Japan will meanwhile be looking for energy and other natural resource investments further afield, in the Middle East, Africa, North America and elsewhere, sources say, as it competes with emerging economies such as China and India as well as with advanced economies to lock in sources of supply under its own control.
Japan may be coming relatively late into the game (so far as acquiring upstream interests is concerned rather than signing long-term supply contracts) but it is entering with some major advantages on its side. One is its strong technology base in oil and gas especially. Another is finance, according to JBIC's Watanabe.
While acknowledging that competition from China and others will be tough is acquiring upstream resource ventures, he points out that "Japan has a huge amount of money.” Even though China has nearly $3 trillion in foreign exchange reserves, Japan's household savings are around 1600 trillion yen or nearly $20 trillion and these can be employed by Japanese banks and securities houses, to finance acquisitions, Watanabe says.
"Equity participation is a theme for us to develop," he notes. "Up to now, more than 90% of the operations of JBIC have been lending and only a [small part] in equity participation and guarantees.
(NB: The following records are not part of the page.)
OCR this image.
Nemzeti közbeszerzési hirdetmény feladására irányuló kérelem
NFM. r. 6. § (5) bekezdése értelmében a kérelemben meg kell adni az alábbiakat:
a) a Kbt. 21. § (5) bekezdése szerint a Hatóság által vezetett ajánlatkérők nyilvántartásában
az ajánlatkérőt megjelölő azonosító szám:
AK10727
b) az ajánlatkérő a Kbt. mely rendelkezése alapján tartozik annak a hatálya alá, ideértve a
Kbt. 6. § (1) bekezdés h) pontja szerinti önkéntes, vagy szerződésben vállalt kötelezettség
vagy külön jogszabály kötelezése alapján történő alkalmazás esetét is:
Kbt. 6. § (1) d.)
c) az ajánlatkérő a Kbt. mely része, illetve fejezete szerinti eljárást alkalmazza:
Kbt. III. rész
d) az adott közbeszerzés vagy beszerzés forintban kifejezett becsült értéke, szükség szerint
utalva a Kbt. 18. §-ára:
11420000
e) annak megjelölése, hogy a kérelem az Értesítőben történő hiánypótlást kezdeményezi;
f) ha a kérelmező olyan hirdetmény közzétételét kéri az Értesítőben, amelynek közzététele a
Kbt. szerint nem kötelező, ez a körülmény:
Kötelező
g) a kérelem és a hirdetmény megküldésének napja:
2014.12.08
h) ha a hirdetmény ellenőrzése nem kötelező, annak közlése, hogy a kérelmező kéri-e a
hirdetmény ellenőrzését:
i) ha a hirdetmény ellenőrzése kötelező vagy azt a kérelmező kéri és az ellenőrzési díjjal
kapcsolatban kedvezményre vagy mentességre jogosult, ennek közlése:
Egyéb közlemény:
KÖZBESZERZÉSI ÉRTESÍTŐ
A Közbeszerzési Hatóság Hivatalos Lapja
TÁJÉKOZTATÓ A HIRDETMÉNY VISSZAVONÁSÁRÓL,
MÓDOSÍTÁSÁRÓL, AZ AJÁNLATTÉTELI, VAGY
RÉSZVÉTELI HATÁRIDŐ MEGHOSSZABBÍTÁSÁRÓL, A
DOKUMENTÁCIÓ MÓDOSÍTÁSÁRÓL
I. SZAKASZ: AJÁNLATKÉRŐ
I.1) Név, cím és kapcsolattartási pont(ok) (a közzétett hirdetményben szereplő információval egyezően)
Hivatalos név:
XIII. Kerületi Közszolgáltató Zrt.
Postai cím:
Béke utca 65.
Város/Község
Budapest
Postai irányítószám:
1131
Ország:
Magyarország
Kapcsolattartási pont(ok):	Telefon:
But now we are going to have a more active equity participation and more frequent use of guarantees."
Formed in 1999 from an earlier merger of the former Overseas Economic Cooperation Fund and the Export-Import Bank of Japan, JBIC became the international wing of the Japan Finance Corporation (JFC) under an earlier plan to privatize state financial institutions.
But with the change to a Democratic Party of Japan-led government since September 2009 and a switch in the political ideology that prevailed under the Liberal Democratic Party, the plan now is to de-merge JBIC again from the JFC in order to give it greater operational flexibility.
JBIC has greatly increased its financing activities in recent years, partly in response to the financial crisis in 2008. "We began [post-crisis] operations very quickly," says Watanabe. "From 2001 to 2007, our average operations were around $10 billion each year but in 2008 it was expanded to $15 billion and in 2009 to $30 billion. This year it will be maybe a little less than $20 billion."
One of JBIC's strengths is that it does not have to rely on funding from Japanese taxpayers. It issues bonds and while this means JBIC is at the mercy of sometime fickle capital markets, this is preferable to being tax dependent in a Japan where outstanding direct government debt has reached nearly 200% of GDP and where fiscal retrenchment is a priority.
JBIC will not only be financing energy and natural resource investments by Japan but also playing a major role in promoting Japanese sales overseas of infrastructure package such as high-speed rail system, nuclear power plants and others.
The Asian Development Bank (ADB) has estimated a need for $8 trillion of infrastructure spending in Asia over the next ten years while the OECD has an estimate of about $40 trillion for global demand over two decade - truly colossal needs.
The Japanese government has stood back from promoting Japan's infrastructure sales overseas until recently, declaring this to be a private sector responsibility. But now that attitude has changed.
An important event influencing the change of thinking in Japan was in 2009 with Japan's "failure to secure a nuclear energy project in the UAE." says Watanabe. "We thought Japan could secure the contract but it went to Korea [where] there was nationwide coordination. Coordination between public and private sectors is needed to show the quality of Japan's industry."